A user recently inquired whether Eventus would produce different results depending on whether the request file contained 6- versus 8-character CUSIP values. Many users have asked similar and related questions about CUSIP length over the years.
To answer the user's question, the abnormal returns for any one security will not be different, but the securities included in the sample could differ when using 6- versus 8-character CUSIPs.
To explain this in detail, it helps to start with a little background, CUSIP, which is controlled by Standard & Poor's, is officially a 9-character string. The first 6 identify the issuer, the 7th and 8th identify the issue and the 9th is a check digit that is fully determined by the first 8 characters. CRSP (the default data source for Eventus on WRDS and, when subscribed and installed, for Eventus for Windows and Linux) omits the check digit and uses an 8-character CUSIP field. Common equity issues always have an 8th character of 0. As CRSP covers only common stocks, all CUSIPs in CRSP end in 0 as the 8th character. CUSIPs from other sources that have a non-zero digit in the 8th position are not common stock CUSIPs.
Given the above-described structure, we can see that eight characters are required to uniquely identify a security. Eventus accepts request files containing either 6-character or 8-character CUSIPs (but not a mixture of both in the same request file). In some cases, the same corporation may have only sequentially different issues in CRSP. For example, a corporate name change sometimes triggers a change of CUSIP. A legal reorganization may cause the retirement of the old common stock and the distribution of a new stock issue with a different CUSIP. Because Eventus takes the requested date into account, purely sequential multiple issues in CRSP are not problematic with respect to using 6-character CUSIPs and Eventus will find the issue that is actually trading on the requested date.
In other cases, using 6-character CUSIPs can produce matches that you may or may not be expecting.
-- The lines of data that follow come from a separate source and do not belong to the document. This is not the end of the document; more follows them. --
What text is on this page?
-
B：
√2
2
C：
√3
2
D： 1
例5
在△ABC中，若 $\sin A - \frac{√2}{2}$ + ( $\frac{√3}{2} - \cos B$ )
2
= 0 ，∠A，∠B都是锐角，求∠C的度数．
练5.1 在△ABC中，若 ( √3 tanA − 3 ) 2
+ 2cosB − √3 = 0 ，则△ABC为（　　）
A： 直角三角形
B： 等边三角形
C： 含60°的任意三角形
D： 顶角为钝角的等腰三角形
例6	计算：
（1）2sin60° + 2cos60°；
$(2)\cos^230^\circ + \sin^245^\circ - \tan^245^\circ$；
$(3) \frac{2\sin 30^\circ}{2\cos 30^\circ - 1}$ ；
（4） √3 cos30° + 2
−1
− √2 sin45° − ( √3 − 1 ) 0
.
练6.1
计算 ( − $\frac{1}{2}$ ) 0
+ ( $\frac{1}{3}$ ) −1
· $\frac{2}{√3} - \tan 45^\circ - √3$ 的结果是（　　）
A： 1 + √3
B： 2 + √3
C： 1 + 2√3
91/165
For example, if an issuer has two publicly traded classes of common stock outstanding on the request file date, the 6-character CUSIP, which identifies only the issuer, is likely to match both classes, potentially increasing the sample size. Please check the information at the top of the Eventus output file to see a report of the sample composition relative to the number of request file lines.
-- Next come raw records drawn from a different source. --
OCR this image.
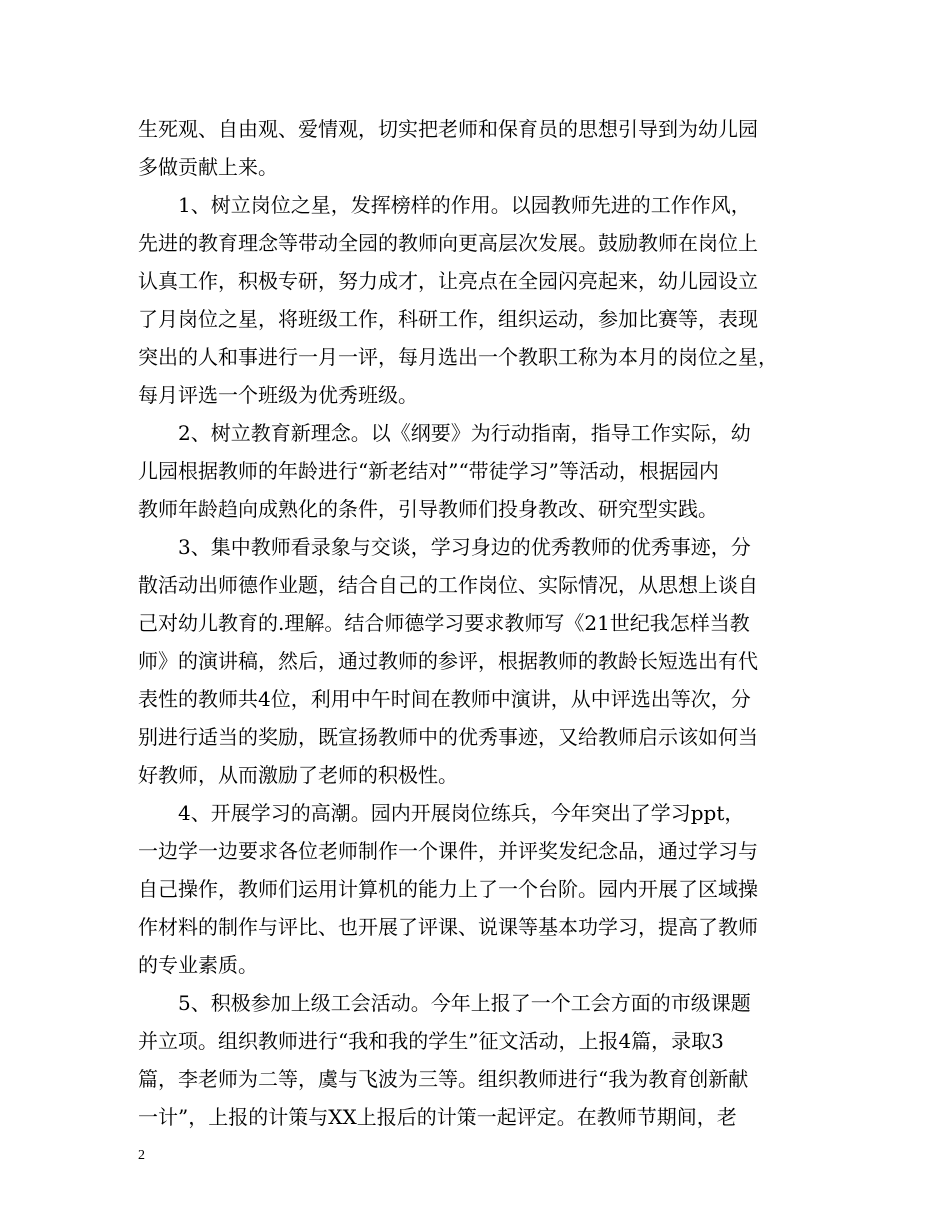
生死观、自由观、爱情观，切实把老师和保育员的思想引导到为幼儿园
多做贡献上来。
1、树立岗位之星，发挥榜样的作用。以园教师先进的工作作风，
先进的教育理念等带动全园的教师向更高层次发展。鼓励教师在岗位上
认真工作，积极专研，努力成才，让亮点在全园闪亮起来，幼儿园设立
了月岗位之星，将班级工作，科研工作，组织运动，参加比赛等，表现
突出的人和事进行一月一评，每月选出一个教职工称为本月的岗位之星，
每月评选一个班级为优秀班级。
2、树立教育新理念。以《纲要》为行动指南，指导工作实际，幼
儿园根据教师的年龄进行“新老结对”“带徒学习”等活动，根据园内
教师年龄趋向成熟化的条件，引导教师们投身教改、研究型实践。
3、集中教师看录象与交谈，学习身边的优秀教师的优秀事迹，分
散活动出师德作业题，结合自己的工作岗位、实际情况，从思想上谈自
己对幼儿教育的.理解。结合师德学习要求教师写《21世纪我怎样当教
师》的演讲稿，然后，通过教师的参评，根据教师的教龄长短选出有代
表性的教师共4位，利用中午时间在教师中演讲，从中评选出等次，分
别进行适当的奖励，既宣扬教师中的优秀事迹，又给教师启示该如何当
好教师，从而激励了老师的积极性。
4、开展学习的高潮。园内开展岗位练兵，今年突出了学习ppt，
一边学一边要求各位老师制作一个课件，并评奖发纪念品，通过学习与
自己操作，教师们运用计算机的能力上了一个台阶。园内开展了区域操
作材料的制作与评比、也开展了评课、说课等基本功学习，提高了教师
的专业素质。
5、积极参加上级工会活动。今年上报了一个工会方面的市级课题
并立项。组织教师进行“我和我的学生”征文活动，上报4篇，录取3
篇，李老师为二等，虞与飞波为三等。组织教师进行“我为教育创新献
一计”，上报的计策与XX上报后的计策一起评定。在教师节期间，老
2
CRSP above refers to the most excellent CRSP Stock database offered by the Center for Research in Security Prices of the Booth School of Business, University of Chicago. Eventus, a product of Cowan Research LC, is the world's first and still foremost software for implementing a broad class of academic research methods known as event studies and includes additional tools for working with CRSP Stock data. Eventus can use data from any source.